Let z = 1-i      \therefore Re(z) = 1      |z| = \sqrt{(1)^2+(-1)^2} = \sqrt{2}

Here Im(z) < 0 ,  therefore

\sqrt{1-i} = \pm \Bigg\{ \sqrt{\frac{\sqrt{2}+1}{2}} - i \sqrt{\frac{\sqrt{2} - 1}{2}} \Bigg\}, 

iv)     We know

\sqrt{z} = \pm \Bigg\{ \sqrt{\frac{|z|+Re(z)}{2}} + i \sqrt{\frac{|z|-Re(z)}{2}} \Bigg\}, \ \text{if} \  Im(z) > 0 

\sqrt{z} = \pm \Bigg\{ \sqrt{\frac{|z|+Re(z)}{2}} - i \sqrt{\frac{|z|-Re(z)}{2}} \Bigg\}, \ \text{if} \  Im(z) < 0 

Let z = -8-6i      \therefore Re(z) = -8      |z| = \sqrt{(-8)^2+(-6)^2} = 10

Here Im(z) < 0 ,  therefore

\sqrt{-8-6i} = \pm \Bigg\{ \sqrt{\frac{10-8}{2}} - i \sqrt{\frac{10+8}{2}} \Bigg\} 

\Rightarrow \sqrt{-7 - 24 i} = \pm (  1-3i )

v)      We know

\sqrt{z} = \pm \Bigg\{ \sqrt{\frac{|z|+Re(z)}{2}} + i \sqrt{\frac{|z|-Re(z)}{2}} \Bigg\}, \ \text{if} \  Im(z) > 0 

\sqrt{z} = \pm \Bigg\{ \sqrt{\frac{|z|+Re(z)}{2}} - i \sqrt{\frac{|z|-Re(z)}{2}} \Bigg\}, \ \text{if} \  Im(z) < 0 

Let z = 8-15i      \therefore Re(z) = 8      |z| = \sqrt{(8)^2+(-15)^2} = 17

Here Im(z) < 0 ,  therefore

\sqrt{8-15i} = \pm \Bigg\{ \sqrt{\frac{17+8}{2}} - i \sqrt{\frac{17-8}{2}} \Bigg\} 

\Rightarrow \sqrt{8-15i} = \pm \frac{1}{\sqrt{2}} (  5-3i )
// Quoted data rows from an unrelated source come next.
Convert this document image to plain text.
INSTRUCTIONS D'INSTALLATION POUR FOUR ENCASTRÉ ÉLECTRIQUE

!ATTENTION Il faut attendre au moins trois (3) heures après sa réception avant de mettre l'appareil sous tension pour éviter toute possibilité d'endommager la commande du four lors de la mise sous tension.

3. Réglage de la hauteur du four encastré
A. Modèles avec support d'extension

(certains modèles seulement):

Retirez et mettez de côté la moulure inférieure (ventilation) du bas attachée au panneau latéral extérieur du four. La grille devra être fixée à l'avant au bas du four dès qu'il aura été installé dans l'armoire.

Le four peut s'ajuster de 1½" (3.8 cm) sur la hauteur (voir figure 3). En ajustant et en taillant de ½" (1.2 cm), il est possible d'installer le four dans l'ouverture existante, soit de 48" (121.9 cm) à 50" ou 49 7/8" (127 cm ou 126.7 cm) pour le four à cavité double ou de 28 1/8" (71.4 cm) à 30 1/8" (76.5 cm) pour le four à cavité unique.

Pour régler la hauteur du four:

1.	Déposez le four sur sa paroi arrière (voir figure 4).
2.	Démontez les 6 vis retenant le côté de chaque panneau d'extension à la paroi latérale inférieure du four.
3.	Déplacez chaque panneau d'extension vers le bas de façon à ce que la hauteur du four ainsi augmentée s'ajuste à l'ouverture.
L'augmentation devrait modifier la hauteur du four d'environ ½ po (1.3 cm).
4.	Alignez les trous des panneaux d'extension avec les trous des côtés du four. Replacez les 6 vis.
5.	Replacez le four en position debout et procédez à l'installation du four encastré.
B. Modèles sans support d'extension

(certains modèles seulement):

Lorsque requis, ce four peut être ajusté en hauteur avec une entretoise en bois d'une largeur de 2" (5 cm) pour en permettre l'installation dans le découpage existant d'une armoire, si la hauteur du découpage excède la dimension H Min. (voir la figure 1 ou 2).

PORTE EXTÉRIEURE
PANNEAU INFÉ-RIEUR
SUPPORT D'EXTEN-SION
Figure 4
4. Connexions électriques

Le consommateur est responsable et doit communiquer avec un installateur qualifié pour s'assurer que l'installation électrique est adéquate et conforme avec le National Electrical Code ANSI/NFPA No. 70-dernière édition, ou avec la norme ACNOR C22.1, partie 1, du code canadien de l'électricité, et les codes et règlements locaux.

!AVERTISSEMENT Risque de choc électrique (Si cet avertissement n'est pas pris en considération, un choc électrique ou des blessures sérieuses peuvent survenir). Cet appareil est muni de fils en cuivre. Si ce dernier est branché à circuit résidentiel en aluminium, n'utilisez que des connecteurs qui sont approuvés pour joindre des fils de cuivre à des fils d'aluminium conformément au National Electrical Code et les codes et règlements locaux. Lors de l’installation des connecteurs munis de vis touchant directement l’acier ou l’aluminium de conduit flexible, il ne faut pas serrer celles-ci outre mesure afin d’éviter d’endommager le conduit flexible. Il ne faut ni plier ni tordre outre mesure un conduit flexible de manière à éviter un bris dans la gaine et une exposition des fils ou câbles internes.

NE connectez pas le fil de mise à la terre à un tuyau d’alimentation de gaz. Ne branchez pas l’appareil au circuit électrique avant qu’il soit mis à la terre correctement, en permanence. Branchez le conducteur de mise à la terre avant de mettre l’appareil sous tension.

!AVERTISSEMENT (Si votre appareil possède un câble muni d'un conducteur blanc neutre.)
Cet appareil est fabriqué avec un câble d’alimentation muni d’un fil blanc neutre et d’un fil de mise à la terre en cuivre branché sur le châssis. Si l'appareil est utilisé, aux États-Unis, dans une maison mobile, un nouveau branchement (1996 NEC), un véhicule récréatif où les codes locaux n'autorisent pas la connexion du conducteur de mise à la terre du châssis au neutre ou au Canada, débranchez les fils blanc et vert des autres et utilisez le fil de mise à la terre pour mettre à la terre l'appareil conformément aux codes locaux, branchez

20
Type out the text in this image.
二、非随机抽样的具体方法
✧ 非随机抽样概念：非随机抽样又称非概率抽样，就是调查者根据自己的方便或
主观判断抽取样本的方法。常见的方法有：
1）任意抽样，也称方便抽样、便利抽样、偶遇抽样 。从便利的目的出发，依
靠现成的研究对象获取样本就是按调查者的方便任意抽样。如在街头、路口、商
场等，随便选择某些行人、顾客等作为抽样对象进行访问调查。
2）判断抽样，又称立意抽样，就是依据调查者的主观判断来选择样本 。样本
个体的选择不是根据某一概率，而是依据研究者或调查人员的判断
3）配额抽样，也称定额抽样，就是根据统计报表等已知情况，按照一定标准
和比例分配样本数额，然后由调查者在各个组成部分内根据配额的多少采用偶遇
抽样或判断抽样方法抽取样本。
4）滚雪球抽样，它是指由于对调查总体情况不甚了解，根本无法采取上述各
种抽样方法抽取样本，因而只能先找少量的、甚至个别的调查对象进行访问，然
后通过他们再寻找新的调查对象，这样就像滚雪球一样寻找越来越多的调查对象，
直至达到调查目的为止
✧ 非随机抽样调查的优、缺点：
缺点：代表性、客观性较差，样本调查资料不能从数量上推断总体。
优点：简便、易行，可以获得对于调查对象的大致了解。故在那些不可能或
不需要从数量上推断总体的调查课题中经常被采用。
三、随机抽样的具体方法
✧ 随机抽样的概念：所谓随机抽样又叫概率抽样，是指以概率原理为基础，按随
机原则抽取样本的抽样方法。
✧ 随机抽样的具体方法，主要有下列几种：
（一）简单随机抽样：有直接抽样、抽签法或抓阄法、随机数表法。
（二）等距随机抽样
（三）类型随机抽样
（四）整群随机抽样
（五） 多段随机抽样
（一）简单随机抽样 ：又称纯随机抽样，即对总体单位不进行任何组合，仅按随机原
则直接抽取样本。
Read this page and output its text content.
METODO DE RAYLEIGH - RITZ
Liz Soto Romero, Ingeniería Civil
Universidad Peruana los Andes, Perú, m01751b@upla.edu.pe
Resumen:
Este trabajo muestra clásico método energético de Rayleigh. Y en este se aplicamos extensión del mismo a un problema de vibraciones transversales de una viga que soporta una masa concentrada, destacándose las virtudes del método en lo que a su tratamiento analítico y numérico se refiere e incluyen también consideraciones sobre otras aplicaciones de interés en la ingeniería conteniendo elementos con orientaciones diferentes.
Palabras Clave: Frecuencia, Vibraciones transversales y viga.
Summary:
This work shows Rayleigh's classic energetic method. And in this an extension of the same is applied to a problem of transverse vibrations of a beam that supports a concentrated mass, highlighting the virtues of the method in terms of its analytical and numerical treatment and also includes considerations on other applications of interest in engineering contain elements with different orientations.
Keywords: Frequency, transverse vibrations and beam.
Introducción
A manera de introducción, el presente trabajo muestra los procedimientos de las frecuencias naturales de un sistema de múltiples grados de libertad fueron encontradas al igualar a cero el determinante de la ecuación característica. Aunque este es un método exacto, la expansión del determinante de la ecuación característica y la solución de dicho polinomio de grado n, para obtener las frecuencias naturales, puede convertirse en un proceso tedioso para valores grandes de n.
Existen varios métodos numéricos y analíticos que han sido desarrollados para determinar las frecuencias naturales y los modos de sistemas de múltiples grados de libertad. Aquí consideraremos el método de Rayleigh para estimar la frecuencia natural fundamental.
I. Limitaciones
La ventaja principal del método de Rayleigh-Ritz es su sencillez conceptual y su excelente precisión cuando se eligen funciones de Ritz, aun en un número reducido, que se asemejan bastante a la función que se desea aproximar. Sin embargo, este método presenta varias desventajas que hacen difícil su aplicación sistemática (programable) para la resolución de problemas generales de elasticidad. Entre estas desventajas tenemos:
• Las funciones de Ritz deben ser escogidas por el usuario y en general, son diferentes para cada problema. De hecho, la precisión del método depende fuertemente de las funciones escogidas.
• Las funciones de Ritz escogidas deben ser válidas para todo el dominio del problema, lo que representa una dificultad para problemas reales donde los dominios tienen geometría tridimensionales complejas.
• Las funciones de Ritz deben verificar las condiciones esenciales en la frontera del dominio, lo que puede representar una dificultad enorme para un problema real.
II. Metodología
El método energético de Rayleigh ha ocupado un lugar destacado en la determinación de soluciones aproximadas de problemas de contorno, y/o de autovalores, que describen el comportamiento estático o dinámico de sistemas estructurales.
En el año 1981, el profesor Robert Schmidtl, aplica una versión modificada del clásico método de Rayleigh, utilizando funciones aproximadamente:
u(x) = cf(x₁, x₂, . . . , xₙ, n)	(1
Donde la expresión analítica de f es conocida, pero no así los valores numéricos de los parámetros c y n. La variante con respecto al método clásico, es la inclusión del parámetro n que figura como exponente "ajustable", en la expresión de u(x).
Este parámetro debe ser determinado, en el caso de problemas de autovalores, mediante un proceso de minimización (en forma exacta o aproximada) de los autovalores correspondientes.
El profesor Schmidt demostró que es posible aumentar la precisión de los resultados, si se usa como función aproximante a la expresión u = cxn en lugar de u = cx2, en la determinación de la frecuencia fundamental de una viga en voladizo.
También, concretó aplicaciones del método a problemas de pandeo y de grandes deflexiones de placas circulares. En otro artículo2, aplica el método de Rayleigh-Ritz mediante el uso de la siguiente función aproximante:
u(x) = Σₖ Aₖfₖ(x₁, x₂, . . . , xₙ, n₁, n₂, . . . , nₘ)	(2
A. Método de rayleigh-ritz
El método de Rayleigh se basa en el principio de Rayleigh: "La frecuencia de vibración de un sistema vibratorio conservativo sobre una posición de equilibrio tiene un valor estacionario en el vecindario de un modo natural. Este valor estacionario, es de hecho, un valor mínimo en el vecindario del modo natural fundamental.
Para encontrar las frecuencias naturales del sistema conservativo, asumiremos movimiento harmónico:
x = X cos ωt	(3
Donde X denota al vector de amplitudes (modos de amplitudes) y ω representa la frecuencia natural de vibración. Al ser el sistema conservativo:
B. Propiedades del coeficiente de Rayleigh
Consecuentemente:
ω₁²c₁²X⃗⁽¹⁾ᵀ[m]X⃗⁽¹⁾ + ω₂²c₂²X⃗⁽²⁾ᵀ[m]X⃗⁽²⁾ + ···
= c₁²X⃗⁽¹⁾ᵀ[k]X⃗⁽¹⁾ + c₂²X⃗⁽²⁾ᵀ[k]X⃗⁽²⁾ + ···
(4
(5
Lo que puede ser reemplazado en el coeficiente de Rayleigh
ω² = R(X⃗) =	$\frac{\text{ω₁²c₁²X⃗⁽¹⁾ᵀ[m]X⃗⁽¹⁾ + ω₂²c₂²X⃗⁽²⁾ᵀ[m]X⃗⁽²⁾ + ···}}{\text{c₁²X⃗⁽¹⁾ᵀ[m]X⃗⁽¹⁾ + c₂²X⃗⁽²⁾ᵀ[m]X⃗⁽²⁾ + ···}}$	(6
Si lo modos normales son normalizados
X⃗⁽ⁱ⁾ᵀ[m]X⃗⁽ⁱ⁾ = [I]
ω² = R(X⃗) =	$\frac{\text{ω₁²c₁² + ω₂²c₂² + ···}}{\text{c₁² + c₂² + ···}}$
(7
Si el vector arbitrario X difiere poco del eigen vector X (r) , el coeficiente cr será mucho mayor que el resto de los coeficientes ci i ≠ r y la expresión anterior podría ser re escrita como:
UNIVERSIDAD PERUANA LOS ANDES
vi)     Let \sqrt{-11-60i} = x+iy

Squaring both sides

\Rightarrow -11-60i = ( x + iy)^2

\Rightarrow -11-60i = ( x^2 - y^2) + i ( 2xy)

\Rightarrow x^2 - y^2 = -11     … … … … … i)

\Rightarrow 2xy = -60     … … … … … ii)

Now (x^2 + y^2)^2 = ( x^2 - y^2)^2 + 4 x^2 y^2

\Rightarrow (x^2 + y^2)^2 = ( - 11)^2 + (-60)^2

\Rightarrow (x^2 + y^2)^2 = 3121

\Rightarrow x^2 + y^2 = 61     … … … … … iii)  [ since x^2 + y^2 > 0 ]

Solving i) and iii)

2x^2 = 50 \Rightarrow x^2 = 25 \Rightarrow x = \pm 5

From i) y^2 = x^2 + 11  \Rightarrow y^2 = 25 + 11  \Rightarrow y = \pm 6

Since 2xy is negative, therefore x and y are of opposite signs.

\therefore \sqrt{-11-60i} = \pm ( 5-6i)

vii)    Let \sqrt{1 + 4\sqrt{3} i} = x+iy

Squaring both sides

\Rightarrow 1 + 4\sqrt{3} i = ( x + iy)^2

\Rightarrow 1 + 4\sqrt{3} i = ( x^2 - y^2) + i ( 2xy)

\Rightarrow x^2 - y^2 = 1     … … … … … i)

\Rightarrow 2xy = 4\sqrt{3}     … … … … … ii)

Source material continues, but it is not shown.